Faculty of Medical Leadership and Management
- Formation: 17 October 2011
- Location(s): London, WC1R United Kingdom;
- Members: 2,600
- Chief Executive Officer: Rich Withnall
- Website: www.fmlm.ac.uk

= Faculty of Medical Leadership and Management =

The Faculty of Medical Leadership and Management (FMLM) is an intercollegiate professional body which promotes excellence in leadership on behalf of all doctors in the United Kingdom. The faculty was formed in 2011 and has 2,600 members, who are Members or accredited as Fellows in increasing seniority: Associate Fellow (AFFMLM), Fellow (FFMLM) or Senior Fellow (SFFMLM).

==History==
The faculty was established in October 2011 by all the medical royal colleges and faculties with endorsement from the Academy of Medical Royal Colleges (AoMRC). As a professional body for the setting and maintaining of standards, the faculty was seen as having an important role in helping medical leaders to be seen as skilled professionals rather than gifted amateurs.

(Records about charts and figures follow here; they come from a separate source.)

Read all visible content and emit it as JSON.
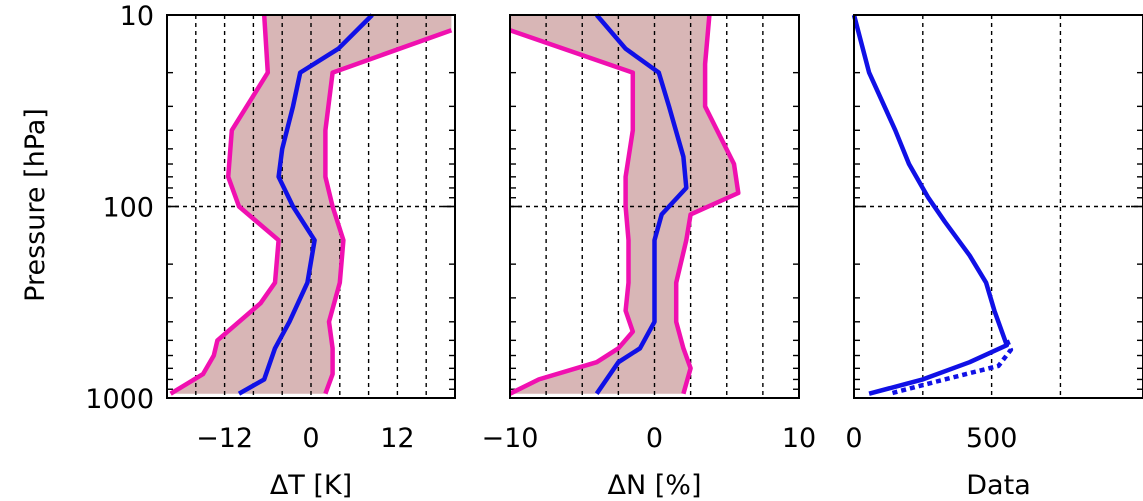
{
  "chart_data": [
    {
      "type": "line",
      "xlabel": "ΔT [K]",
      "ylabel": "Pressure [hPa]",
      "xlim": [
        -20,
        20
      ],
      "ylim": [
        1000,
        10
      ],
      "ylog": true,
      "grid": true,
      "xticks": [
        -12,
        0,
        12
      ],
      "xtick_labels": [
        "−12",
        "0",
        "12"
      ],
      "yticks": [
        10,
        100,
        1000
      ],
      "ytick_labels": [
        "10",
        "100",
        "1000"
      ],
      "colors": {
        "mean": "#1010e6",
        "bounds": "#f010b0",
        "band": "#d8b6b6"
      },
      "series": [
        {
          "role": "mean",
          "points": [
            [
              8.5,
              10
            ],
            [
              3.8,
              15
            ],
            [
              -1.5,
              20
            ],
            [
              -2.5,
              30
            ],
            [
              -4,
              50
            ],
            [
              -4.5,
              70
            ],
            [
              -2.5,
              100
            ],
            [
              0.5,
              150
            ],
            [
              -0.5,
              250
            ],
            [
              -3,
              400
            ],
            [
              -5,
              550
            ],
            [
              -6.5,
              800
            ],
            [
              -10,
              950
            ]
          ]
        },
        {
          "role": "lower",
          "points": [
            [
              -6.5,
              10
            ],
            [
              -6,
              20
            ],
            [
              -11,
              40
            ],
            [
              -11.5,
              70
            ],
            [
              -10,
              100
            ],
            [
              -4.5,
              150
            ],
            [
              -5,
              250
            ],
            [
              -7,
              320
            ],
            [
              -13,
              500
            ],
            [
              -13.5,
              600
            ],
            [
              -15,
              750
            ],
            [
              -19.5,
              950
            ]
          ]
        },
        {
          "role": "upper",
          "points": [
            [
              19.5,
              12
            ],
            [
              3,
              20
            ],
            [
              2,
              40
            ],
            [
              2,
              70
            ],
            [
              3,
              100
            ],
            [
              4.5,
              150
            ],
            [
              4,
              250
            ],
            [
              2.5,
              400
            ],
            [
              3,
              550
            ],
            [
              3,
              750
            ],
            [
              2,
              950
            ]
          ]
        }
      ]
    },
    {
      "type": "line",
      "xlabel": "ΔN [%]",
      "xlim": [
        -10,
        10
      ],
      "ylim": [
        1000,
        10
      ],
      "ylog": true,
      "grid": true,
      "xticks": [
        -10,
        0,
        10
      ],
      "xtick_labels": [
        "−10",
        "0",
        "10"
      ],
      "colors": {
        "mean": "#1010e6",
        "bounds": "#f010b0",
        "band": "#d8b6b6"
      },
      "series": [
        {
          "role": "mean",
          "points": [
            [
              -4,
              10
            ],
            [
              -2,
              15
            ],
            [
              0.3,
              20
            ],
            [
              1,
              30
            ],
            [
              2,
              55
            ],
            [
              2.2,
              80
            ],
            [
              0.5,
              110
            ],
            [
              0,
              150
            ],
            [
              0,
              250
            ],
            [
              0,
              400
            ],
            [
              -1,
              550
            ],
            [
              -2.5,
              650
            ],
            [
              -4,
              950
            ]
          ]
        },
        {
          "role": "lower",
          "points": [
            [
              -10,
              12
            ],
            [
              -1.5,
              20
            ],
            [
              -1.5,
              40
            ],
            [
              -2,
              70
            ],
            [
              -2,
              100
            ],
            [
              -1.8,
              150
            ],
            [
              -1.8,
              250
            ],
            [
              -2,
              350
            ],
            [
              -1.5,
              450
            ],
            [
              -2.5,
              550
            ],
            [
              -4,
              650
            ],
            [
              -8,
              800
            ],
            [
              -10,
              950
            ]
          ]
        },
        {
          "role": "upper",
          "points": [
            [
              3.8,
              10
            ],
            [
              3.5,
              18
            ],
            [
              3.5,
              30
            ],
            [
              5.5,
              60
            ],
            [
              5.8,
              85
            ],
            [
              2.5,
              110
            ],
            [
              2.2,
              150
            ],
            [
              1.5,
              250
            ],
            [
              1.5,
              400
            ],
            [
              2,
              550
            ],
            [
              2.5,
              700
            ],
            [
              2,
              950
            ]
          ]
        }
      ]
    },
    {
      "type": "line",
      "xlabel": "Data",
      "xlim": [
        0,
        1050
      ],
      "ylim": [
        1000,
        10
      ],
      "ylog": true,
      "grid": true,
      "xticks": [
        0,
        500
      ],
      "xtick_labels": [
        "0",
        "500"
      ],
      "colors": {
        "line": "#1010e6"
      },
      "series": [
        {
          "style": "solid",
          "points": [
            [
              0,
              10
            ],
            [
              55,
              20
            ],
            [
              150,
              40
            ],
            [
              200,
              60
            ],
            [
              270,
              90
            ],
            [
              330,
              120
            ],
            [
              420,
              180
            ],
            [
              480,
              250
            ],
            [
              510,
              350
            ],
            [
              555,
              530
            ],
            [
              420,
              650
            ],
            [
              250,
              800
            ],
            [
              55,
              950
            ]
          ]
        },
        {
          "style": "dotted",
          "points": [
            [
              555,
              500
            ],
            [
              570,
              560
            ],
            [
              525,
              680
            ],
            [
              300,
              820
            ],
            [
              130,
              950
            ]
          ]
        }
      ]
    }
  ]
}
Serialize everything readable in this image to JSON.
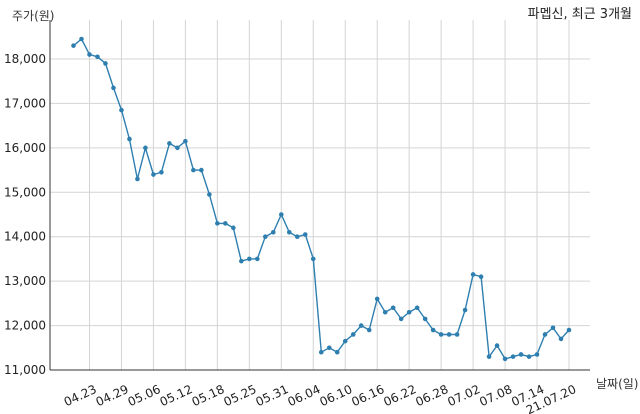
{
  "chart_data": {
    "type": "line",
    "title": "파멥신, 최근 3개월",
    "ylabel": "주가(원)",
    "xlabel": "날짜(일)",
    "ylim": [
      11000,
      18800
    ],
    "y_ticks": [
      11000,
      12000,
      13000,
      14000,
      15000,
      16000,
      17000,
      18000
    ],
    "y_tick_labels": [
      "11,000",
      "12,000",
      "13,000",
      "14,000",
      "15,000",
      "16,000",
      "17,000",
      "18,000"
    ],
    "x_tick_labels": [
      "04.23",
      "04.29",
      "05.06",
      "05.12",
      "05.18",
      "05.25",
      "05.31",
      "06.04",
      "06.10",
      "06.16",
      "06.22",
      "06.28",
      "07.02",
      "07.08",
      "07.14",
      "21.07.20"
    ],
    "x_tick_index": [
      2,
      6,
      10,
      14,
      18,
      22,
      26,
      30,
      34,
      38,
      42,
      46,
      50,
      54,
      58,
      62
    ],
    "grid": true,
    "series": [
      {
        "color": "#2e7fb0",
        "values": [
          18300,
          18450,
          18100,
          18050,
          17900,
          17350,
          16850,
          16200,
          15300,
          16000,
          15400,
          15450,
          16100,
          16000,
          16150,
          15500,
          15500,
          14950,
          14300,
          14300,
          14200,
          13450,
          13500,
          13500,
          14000,
          14100,
          14500,
          14100,
          14000,
          14050,
          13500,
          11400,
          11500,
          11400,
          11650,
          11800,
          12000,
          11900,
          12600,
          12300,
          12400,
          12150,
          12300,
          12400,
          12150,
          11900,
          11800,
          11800,
          11800,
          12350,
          13150,
          13100,
          11300,
          11550,
          11250,
          11300,
          11350,
          11300,
          11350,
          11800,
          11950,
          11700,
          11900
        ]
      }
    ]
  }
}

It maintains a vision: 'to inspire and promote excellence in medical leadership to drive continuous improvement in health and healthcare in the UK.'

The chief executive officer is Professor Rich Withnall, one of the UK's most senior medical leaders whose career has included military service across multiple continents, advising the UK Government on national medical emergencies, and serving as Honorary Surgeon to Their Majesties Queen Elizabeth II and King Charles III.  Prior to his position at FMLM, he served as Director of Defence Healthcare, UK Ministry of Defence.

At its inception, the faculty put forward the view that medical leadership would have to become a true professional discipline to be able to deal with the challenges which the health service faces.

The faculty has also commented on creating the right culture within organisations that provide healthcare and training.

==Governance==

The current CEO is Rich Withnall.

FMLM is governed by a board of trustees.

While the organisation was becoming established, the faculty's governing body was the Founding Council, with representatives drawn from all of the member colleges and faculties. This arrangement was in place from May 2011 until March 2013, at which point the new Council took over. In January 2014, a board of trustees was established.